Gene symbols like SEPT2 (Septin 2) were found to be altered to "September 2".

However, Microsoft, which released the first version of Excel in 1985, said the gene renaming errors can be overcome if users make alterations in the application settings.

"Excel is able to display data and text in many different ways. Default settings are intended to work in most day-to-day scenarios," a spokeswoman for the corporation told the BBC.

"Excel offers a wide range of options, which customers with specific needs can use to change the way their data is represented."

The study also claimed that the Excel conversion problem was present in other spreadsheet software, such as Apache OpenOffice Calc.

The systemic error was not, however, present in Google Sheets.

'One-fifth'

The researchers claimed the problem is present in "approximately one-fifth of papers" that collated data in Excel documents.

The trio, writing for the Melbourne-based academic institute Baker IDI, scanned 3,597 published scientific papers to conduct their study.

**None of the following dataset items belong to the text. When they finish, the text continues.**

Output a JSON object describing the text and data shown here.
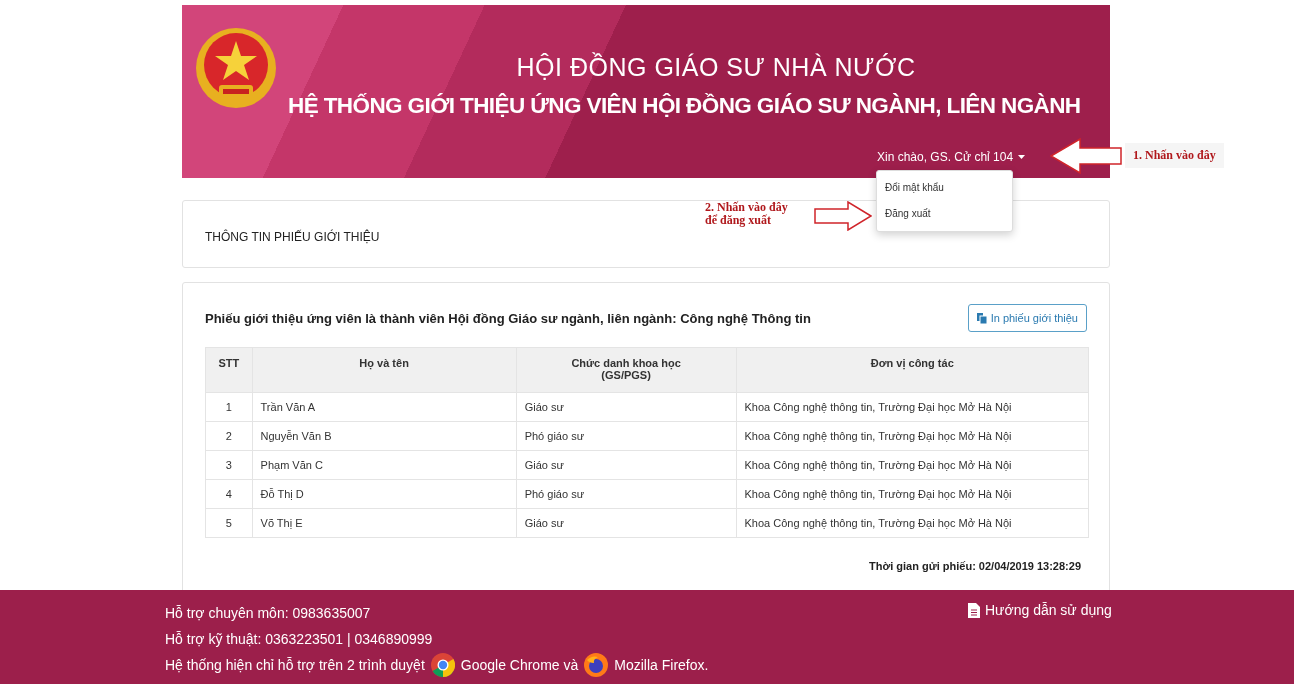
{
  "header": {
    "title": "HỘI ĐỒNG GIÁO SƯ NHÀ NƯỚC",
    "subtitle": "HỆ THỐNG GIỚI THIỆU ỨNG VIÊN HỘI ĐỒNG GIÁO SƯ NGÀNH, LIÊN NGÀNH",
    "user_menu": {
      "label": "Xin chào, GS. Cử chỉ 104",
      "expanded": true
    },
    "dropdown": [
      "Đổi mật khẩu",
      "Đăng xuất"
    ]
  },
  "annotations": [
    {
      "lines": [
        "1. Nhấn vào đây"
      ]
    },
    {
      "lines": [
        "2. Nhấn vào đây",
        "để đăng xuất"
      ]
    }
  ],
  "section_title": "THÔNG TIN PHIẾU GIỚI THIỆU",
  "card": {
    "title": "Phiếu giới thiệu ứng viên là thành viên Hội đồng Giáo sư ngành, liên ngành: Công nghệ Thông tin",
    "print_button": "In phiếu giới thiệu",
    "table": {
      "columns": [
        "STT",
        "Họ và tên",
        "Chức danh khoa học\n(GS/PGS)",
        "Đơn vị công tác"
      ],
      "rows": [
        [
          "1",
          "Trần Văn A",
          "Giáo sư",
          "Khoa Công nghệ thông tin, Trường Đại học Mở Hà Nội"
        ],
        [
          "2",
          "Nguyễn Văn B",
          "Phó giáo sư",
          "Khoa Công nghệ thông tin, Trường Đại học Mở Hà Nội"
        ],
        [
          "3",
          "Phạm Văn C",
          "Giáo sư",
          "Khoa Công nghệ thông tin, Trường Đại học Mở Hà Nội"
        ],
        [
          "4",
          "Đỗ Thị D",
          "Phó giáo sư",
          "Khoa Công nghệ thông tin, Trường Đại học Mở Hà Nội"
        ],
        [
          "5",
          "Võ Thị E",
          "Giáo sư",
          "Khoa Công nghệ thông tin, Trường Đại học Mở Hà Nội"
        ]
      ]
    },
    "sent_time": "Thời gian gửi phiếu: 02/04/2019 13:28:29"
  },
  "footer": {
    "lines": [
      "Hỗ trợ chuyên môn: 0983635007",
      "Hỗ trợ kỹ thuật: 0363223501 | 0346890999"
    ],
    "browsers_text": "Hệ thống hiện chỉ hỗ trợ trên 2 trình duyệt",
    "browser_1": "Google Chrome và",
    "browser_2": "Mozilla Firefox.",
    "guide_link": "Hướng dẫn sử dụng"
  }
}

They found 704 of those papers contained gene name errors created by Excel.

Ewan Birney, director of the European Bioinformatics Institute, does not blame Excel and told the BBC: "What frustrates me is researchers are relying on Excel spreadsheets for clinical trials."

The Excel gene renaming issue has been known among the scientific community for more than a decade, Birney added.

He recommended that the program should only be considered for "lightweight scientific analysis".

'Time-consuming'

One of the paper's three researchers, Assam El-Osta, said the errors were found specifically on the supplemental data sheets of academic studies.

He told the BBC that supplemental pages contained "important supporting data, rich with information," and added that resolving these errors was "time-consuming".

Excel's automatic renaming of certain genes was first cited by the scientific community back in 2004, the Baker IDI study claims. Since then the problem has "increased at an annual rate of 15%" over the past five years.